Bezoek gynaecoloog
waarom bezoek bij gynaecoloog
De eerste drie maanden zijn cruciaal voor de ontwikkeling van het embryo omdat alle organen zich dan vormen. Tijdens die periode is het embryo bijzonder kwetsbaar en wordt het blootgesteld aan alle stoffen die u binnenkrijgt. Daardoor bestaat er een groot risico op misvormingen en een groeiachterstand.
Uw gynaecoloog of vroedvrouw kan u adviseren wat u beter niet meer consumeert (alcohol, tabak, drugs, zelfmedicatie, bepaalde voedingsbereidingen, enz.) of doet (radiografie, belastende sporten, enz.) tijdens deze periode.
U krijgt ook tips om gezonde gewoontes aan te leren tijdens uw zwangerschap: evenwichtig eten, in vorm blijven, mag u vrijen tijdens de zwangerschap, enz.

Hoe vaak moet je langs gaan bij de gynaecoloog en waneer?
12-14 weken
- Bepalen van juiste zwangerschapsleeftijd.
- Vaststellen eventuele meerlingenzwangerschap.

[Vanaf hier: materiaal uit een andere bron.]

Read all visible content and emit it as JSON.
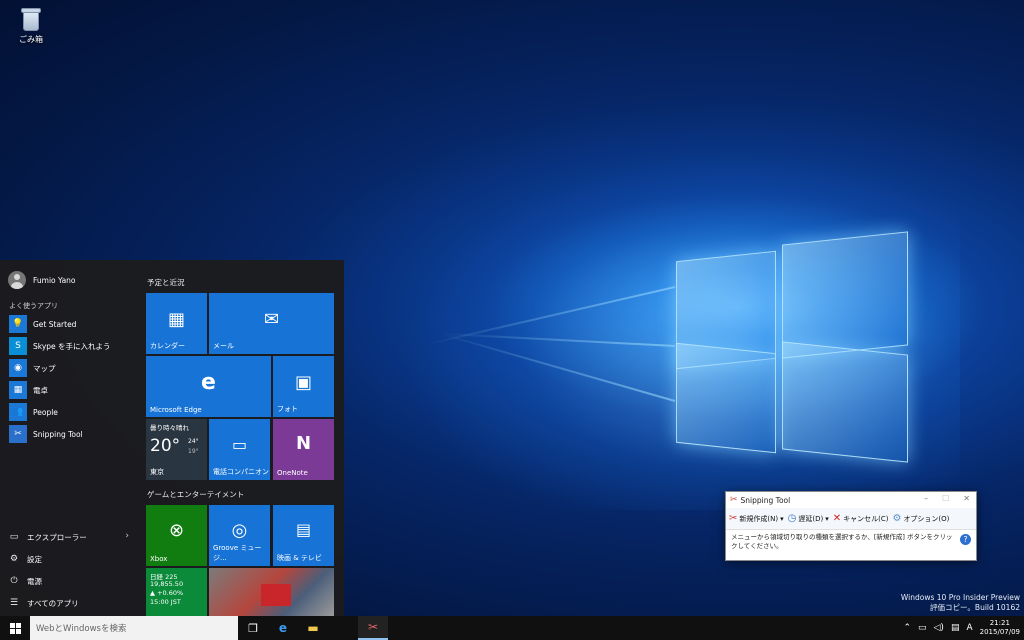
{
  "desktop": {
    "recycle_bin_label": "ごみ箱",
    "watermark_line1": "Windows 10 Pro Insider Preview",
    "watermark_line2": "評価コピー。Build 10162"
  },
  "start_menu": {
    "user_name": "Fumio Yano",
    "most_used_label": "よく使うアプリ",
    "most_used": [
      {
        "label": "Get Started",
        "icon": "lightbulb-icon"
      },
      {
        "label": "Skype を手に入れよう",
        "icon": "skype-icon"
      },
      {
        "label": "マップ",
        "icon": "map-pin-icon"
      },
      {
        "label": "電卓",
        "icon": "calculator-icon"
      },
      {
        "label": "People",
        "icon": "people-icon"
      },
      {
        "label": "Snipping Tool",
        "icon": "scissors-icon"
      }
    ],
    "system": [
      {
        "label": "エクスプローラー",
        "icon": "folder-icon"
      },
      {
        "label": "設定",
        "icon": "gear-icon"
      },
      {
        "label": "電源",
        "icon": "power-icon"
      },
      {
        "label": "すべてのアプリ",
        "icon": "list-icon"
      }
    ],
    "group1_label": "予定と近況",
    "group2_label": "ゲームとエンターテイメント",
    "tiles": {
      "calendar": "カレンダー",
      "mail": "メール",
      "edge": "Microsoft Edge",
      "photos": "フォト",
      "weather_condition": "曇り時々晴れ",
      "weather_temp": "20°",
      "weather_high": "24°",
      "weather_low": "19°",
      "weather_city": "東京",
      "phone": "電話コンパニオン",
      "onenote": "OneNote",
      "xbox": "Xbox",
      "groove": "Groove ミュージ...",
      "movies": "映画 & テレビ",
      "money_index": "日経 225",
      "money_value": "19,855.50",
      "money_change": "▲ +0.60%",
      "money_time": "15:00 JST"
    }
  },
  "taskbar": {
    "search_placeholder": "WebとWindowsを検索",
    "ime_indicator": "A",
    "time": "21:21",
    "date": "2015/07/09"
  },
  "snipping_tool": {
    "title": "Snipping Tool",
    "new_label": "新規作成(N)",
    "delay_label": "遅延(D)",
    "cancel_label": "キャンセル(C)",
    "options_label": "オプション(O)",
    "message": "メニューから領域切り取りの種類を選択するか、[新規作成] ボタンをクリックしてください。"
  }
}
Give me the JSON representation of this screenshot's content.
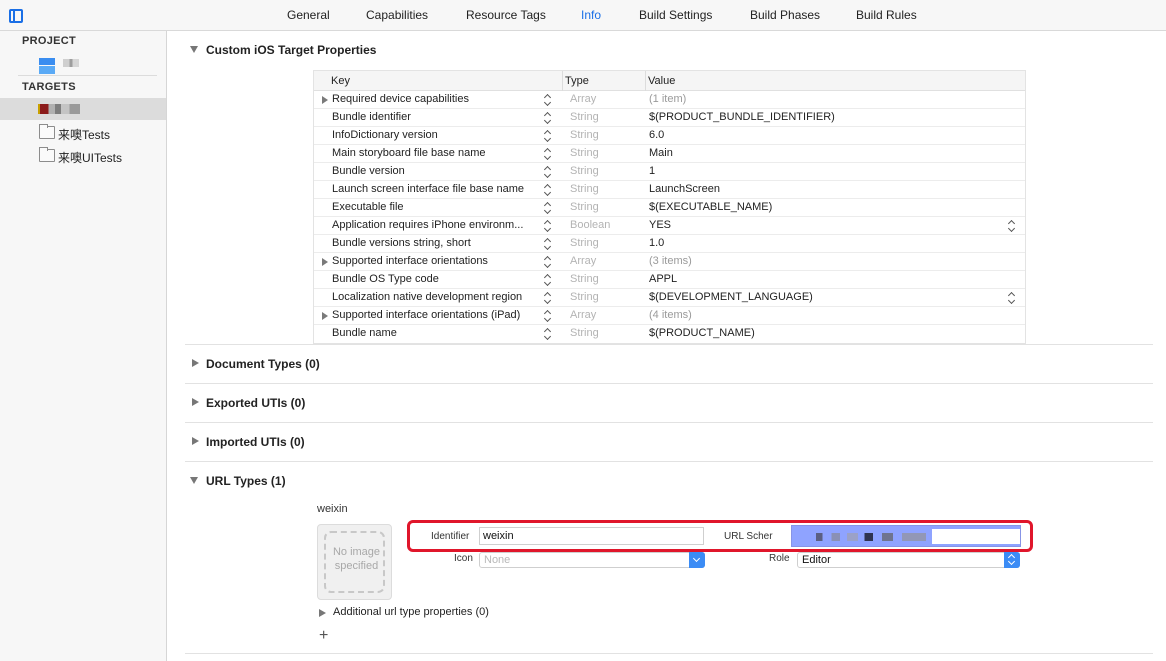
{
  "tabs": [
    {
      "label": "General",
      "active": false
    },
    {
      "label": "Capabilities",
      "active": false
    },
    {
      "label": "Resource Tags",
      "active": false
    },
    {
      "label": "Info",
      "active": true
    },
    {
      "label": "Build Settings",
      "active": false
    },
    {
      "label": "Build Phases",
      "active": false
    },
    {
      "label": "Build Rules",
      "active": false
    }
  ],
  "sidebar": {
    "project_heading": "PROJECT",
    "targets_heading": "TARGETS",
    "targets": [
      {
        "label": "",
        "selected": true
      },
      {
        "label": "来噢Tests",
        "selected": false
      },
      {
        "label": "来噢UITests",
        "selected": false
      }
    ]
  },
  "custom_properties": {
    "title": "Custom iOS Target Properties",
    "columns": {
      "key": "Key",
      "type": "Type",
      "value": "Value"
    },
    "rows": [
      {
        "key": "Required device capabilities",
        "type": "Array",
        "value": "(1 item)",
        "expandable": true,
        "value_muted": true
      },
      {
        "key": "Bundle identifier",
        "type": "String",
        "value": "$(PRODUCT_BUNDLE_IDENTIFIER)"
      },
      {
        "key": "InfoDictionary version",
        "type": "String",
        "value": "6.0"
      },
      {
        "key": "Main storyboard file base name",
        "type": "String",
        "value": "Main"
      },
      {
        "key": "Bundle version",
        "type": "String",
        "value": "1"
      },
      {
        "key": "Launch screen interface file base name",
        "type": "String",
        "value": "LaunchScreen"
      },
      {
        "key": "Executable file",
        "type": "String",
        "value": "$(EXECUTABLE_NAME)"
      },
      {
        "key": "Application requires iPhone environm...",
        "type": "Boolean",
        "value": "YES",
        "value_popup": true
      },
      {
        "key": "Bundle versions string, short",
        "type": "String",
        "value": "1.0"
      },
      {
        "key": "Supported interface orientations",
        "type": "Array",
        "value": "(3 items)",
        "expandable": true,
        "value_muted": true
      },
      {
        "key": "Bundle OS Type code",
        "type": "String",
        "value": "APPL"
      },
      {
        "key": "Localization native development region",
        "type": "String",
        "value": "$(DEVELOPMENT_LANGUAGE)",
        "value_popup": true
      },
      {
        "key": "Supported interface orientations (iPad)",
        "type": "Array",
        "value": "(4 items)",
        "expandable": true,
        "value_muted": true
      },
      {
        "key": "Bundle name",
        "type": "String",
        "value": "$(PRODUCT_NAME)"
      }
    ]
  },
  "sections": {
    "document_types": "Document Types (0)",
    "exported_utis": "Exported UTIs (0)",
    "imported_utis": "Imported UTIs (0)",
    "url_types": "URL Types (1)"
  },
  "url_type": {
    "name": "weixin",
    "no_image_text": "No image specified",
    "identifier_label": "Identifier",
    "identifier_value": "weixin",
    "url_schemes_label": "URL Scher",
    "icon_label": "Icon",
    "icon_placeholder": "None",
    "role_label": "Role",
    "role_value": "Editor",
    "additional_properties": "Additional url type properties (0)",
    "add_symbol": "+"
  },
  "colors": {
    "accent": "#1a6fe6",
    "highlight_border": "#e0162b",
    "selection_fill": "#8fa3ff"
  }
}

- Opsporen van sommige anatomische afwijkingen.
- Inschatten van het risico op chromosoomafwijkingen (erfelijkheid) bij de baby door een gespecialiseerde arts (dmv een combinatie van echografische beelden en bloedname). Voor deze prenatale screening naar chromosomale afwijkingen, vroeggeboorte en pre-eclampsie moet u dit toestemmingsformulier invullen en ondertekend meebrengen
18-22 weken
- Vaginaal onderzoek naar rijpheid van de baarmoederhals, als u dit wenst.
- Echo
- Ontwikkeling, groei en ligging van baby.
- Plaats bepalen van moederkoek.
- Opsporen van bepaalde misvormingen.
30-34 weken
- Bepalen van groei, grootte en ligging van baby.
- Meten van hoeveelheid vruchtwater.
- Plaats bepalen van moederkoek.
38-40 weken
Vaginaal onderzoek naar de rijpheid van de baarmoederhals.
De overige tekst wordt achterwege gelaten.